Близкими и глубокими аналогиями между жизнью природы и жизнью человека в продолжение веков пользовались поэты и философы, которые в своих уподоблениях толковали о свете и тьме, о буре и затишье, о рождении, росте, перемене, упадке, разрушении и возобновлении. Но не следует думать, что эти до бесконечности многосторонние совпадения могут быть каким‑либо односторонним объяснением сведены все к одной теории. К поспешным выводам, которые вследствие видимого сходства выводят эпизоды мифа из эпизодов природы, следует относиться с крайним недоверием, так как ученый, не имеющий другого, более строгого критерия для своих мифов о солнце, небе и рассвете, найдет их везде, где только вздумает искать.

<…> При истолковании героической легенды на основании природного мифа следует быть чрезвычайно осторожным в пользовании аналогией, и во всяком случае здесь требуется доказательство более убедительное, чем простое неясное сходство между человеческой и космической жизнью. Однако такого рода доказательства выступают с большой силой в несметном количестве мифов, сомневаться в значении которых было бы по меньшей мере бесполезно: так мало скрыты в именах или значениях обычные явления природы, представляемые как события личной жизни. Даже в тех случаях, когда рассказчики легенд могли изменить или забыть их первоначальное мифическое значение, часто замечаются достаточные основания для попытки восстановления его. Несмотря на искажение и изменение, мифы лишь медленно утрачивают весь смысл своего первоначального происхождения.

<…> Кроме того, этимология имен может в одно и то же время как давать мифологу руководящую нить, так и предохранять его. Несмотря на все старания комментаторов, совершенно недвусмысленное значение слов много способствовало сохранению признаков точного смысла в античной легенде. Никто не оспаривал очевидного факта, что Гелиос был Солнце, а Селена – Луна. И относительно Юпитера все псевдоисторические бессмыслицы не могли вполне уничтожить идеи, что он был действительно Небо, так как язык сохранил это понятие в таких выражениях, как «sub Jove frigido» (под открытым небом). Объяснение похищения Персефоны, как природного мифа о лете и зиме, держится не на одной только случайной аналогии, но подтверждается самими именами: Зевс, Гелиос, Деметра, т. е. Небо, Солнце и Мать‑земля. Наконец, олицетворение природы до сих пор совершенно очевидно в сказаниях о мифических существах, считавшихся властительными гениями звезд или гор, деревьев или рек или же героями и героинями, действительно превращенными в подобные предметы. Поэт может и теперь, так же как и прежде, видеть Атласа, поддерживающего небо на своих могучих плечах, и пылкого Алфея, преследующего девственную Аретузу.

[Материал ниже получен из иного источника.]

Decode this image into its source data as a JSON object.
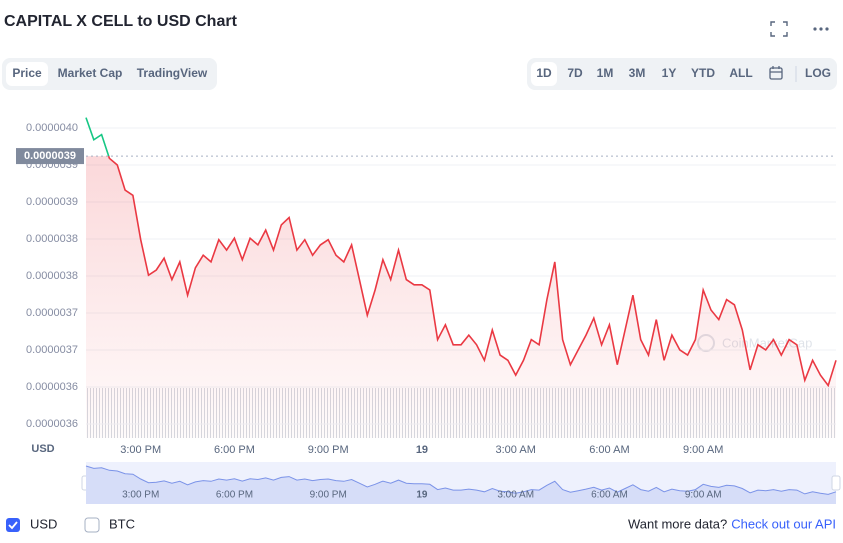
{
  "header": {
    "title": "CAPITAL X CELL to USD Chart"
  },
  "tabs": {
    "items": [
      "Price",
      "Market Cap",
      "TradingView"
    ],
    "selected": 0
  },
  "ranges": {
    "items": [
      "1D",
      "7D",
      "1M",
      "3M",
      "1Y",
      "YTD",
      "ALL"
    ],
    "selected": 0
  },
  "log_button": "LOG",
  "watermark": "CoinMarketCap",
  "other_series": [
    {
      "name": "BTC",
      "checked": false
    }
  ],
  "footer": {
    "text": "Want more data?",
    "link": "Check out our API"
  },
  "chart_data": {
    "type": "line",
    "categories": [
      null,
      null,
      null,
      null,
      null,
      null,
      null,
      "3:00 PM",
      null,
      null,
      null,
      null,
      null,
      null,
      null,
      null,
      null,
      null,
      null,
      "6:00 PM",
      null,
      null,
      null,
      null,
      null,
      null,
      null,
      null,
      null,
      null,
      null,
      "9:00 PM",
      null,
      null,
      null,
      null,
      null,
      null,
      null,
      null,
      null,
      null,
      null,
      "19",
      null,
      null,
      null,
      null,
      null,
      null,
      null,
      null,
      null,
      null,
      null,
      "3:00 AM",
      null,
      null,
      null,
      null,
      null,
      null,
      null,
      null,
      null,
      null,
      null,
      "6:00 AM",
      null,
      null,
      null,
      null,
      null,
      null,
      null,
      null,
      null,
      null,
      null,
      "9:00 AM",
      null,
      null,
      null,
      null,
      null,
      null,
      null,
      null,
      null,
      null,
      null,
      null,
      null,
      null,
      null,
      null,
      null
    ],
    "series": [
      {
        "name": "USD",
        "checked": true,
        "color": "#ea3943",
        "up_color": "#16c784",
        "values": [
          3.984e-06,
          3.954e-06,
          3.961e-06,
          3.929e-06,
          3.92e-06,
          3.886e-06,
          3.879e-06,
          3.819e-06,
          3.771e-06,
          3.778e-06,
          3.794e-06,
          3.765e-06,
          3.789e-06,
          3.744e-06,
          3.781e-06,
          3.798e-06,
          3.789e-06,
          3.819e-06,
          3.805e-06,
          3.821e-06,
          3.792e-06,
          3.821e-06,
          3.812e-06,
          3.832e-06,
          3.805e-06,
          3.839e-06,
          3.849e-06,
          3.805e-06,
          3.819e-06,
          3.798e-06,
          3.812e-06,
          3.819e-06,
          3.798e-06,
          3.789e-06,
          3.812e-06,
          3.765e-06,
          3.717e-06,
          3.751e-06,
          3.792e-06,
          3.765e-06,
          3.805e-06,
          3.765e-06,
          3.758e-06,
          3.758e-06,
          3.751e-06,
          3.684e-06,
          3.704e-06,
          3.677e-06,
          3.677e-06,
          3.69e-06,
          3.677e-06,
          3.656e-06,
          3.697e-06,
          3.663e-06,
          3.656e-06,
          3.636e-06,
          3.656e-06,
          3.684e-06,
          3.677e-06,
          3.738e-06,
          3.789e-06,
          3.684e-06,
          3.65e-06,
          3.67e-06,
          3.69e-06,
          3.713e-06,
          3.677e-06,
          3.704e-06,
          3.65e-06,
          3.697e-06,
          3.744e-06,
          3.684e-06,
          3.663e-06,
          3.711e-06,
          3.656e-06,
          3.69e-06,
          3.67e-06,
          3.663e-06,
          3.684e-06,
          3.751e-06,
          3.724e-06,
          3.711e-06,
          3.738e-06,
          3.731e-06,
          3.697e-06,
          3.643e-06,
          3.677e-06,
          3.67e-06,
          3.684e-06,
          3.663e-06,
          3.684e-06,
          3.677e-06,
          3.629e-06,
          3.656e-06,
          3.636e-06,
          3.622e-06,
          3.656e-06
        ]
      }
    ],
    "reference_price": {
      "value": 3.932e-06,
      "label": "0.0000039"
    },
    "ylim": [
      3.551e-06,
      3.984e-06
    ],
    "yticks": [
      {
        "value": 3.97e-06,
        "label": "0.0000040"
      },
      {
        "value": 3.92e-06,
        "label": "0.0000039"
      },
      {
        "value": 3.87e-06,
        "label": "0.0000039"
      },
      {
        "value": 3.82e-06,
        "label": "0.0000038"
      },
      {
        "value": 3.77e-06,
        "label": "0.0000038"
      },
      {
        "value": 3.72e-06,
        "label": "0.0000037"
      },
      {
        "value": 3.67e-06,
        "label": "0.0000037"
      },
      {
        "value": 3.62e-06,
        "label": "0.0000036"
      },
      {
        "value": 3.57e-06,
        "label": "0.0000036"
      }
    ],
    "grid": true
  }
}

При изучении природных мифов всего мира едва ли полезно идти от понятий самых примитивных из человеческих племен к вымыслам более развитых обществ. Во‑первых, наши сведения очень скудны относительно поверий этих скрытных и редко вполне понятных для нас людей, во‑вторых, существующие у них легенды не достигли еще той художественной и систематической обработки, которую они приобретают у народов, стоящих непосредственно выше их в шкале культуры. Вследствие этого наиболее удобным будет принять за отправной пункт мифологию североамериканских индейцев, островитян Тихого океана или других высших диких племен, которые в настоящее время могут служить лучшими представителями древнейшего мифологического периода человеческой истории. Для начала нашего обозрения вполне подходит замечательный по своему оригинальному совершенству космический миф Новой Зеландии.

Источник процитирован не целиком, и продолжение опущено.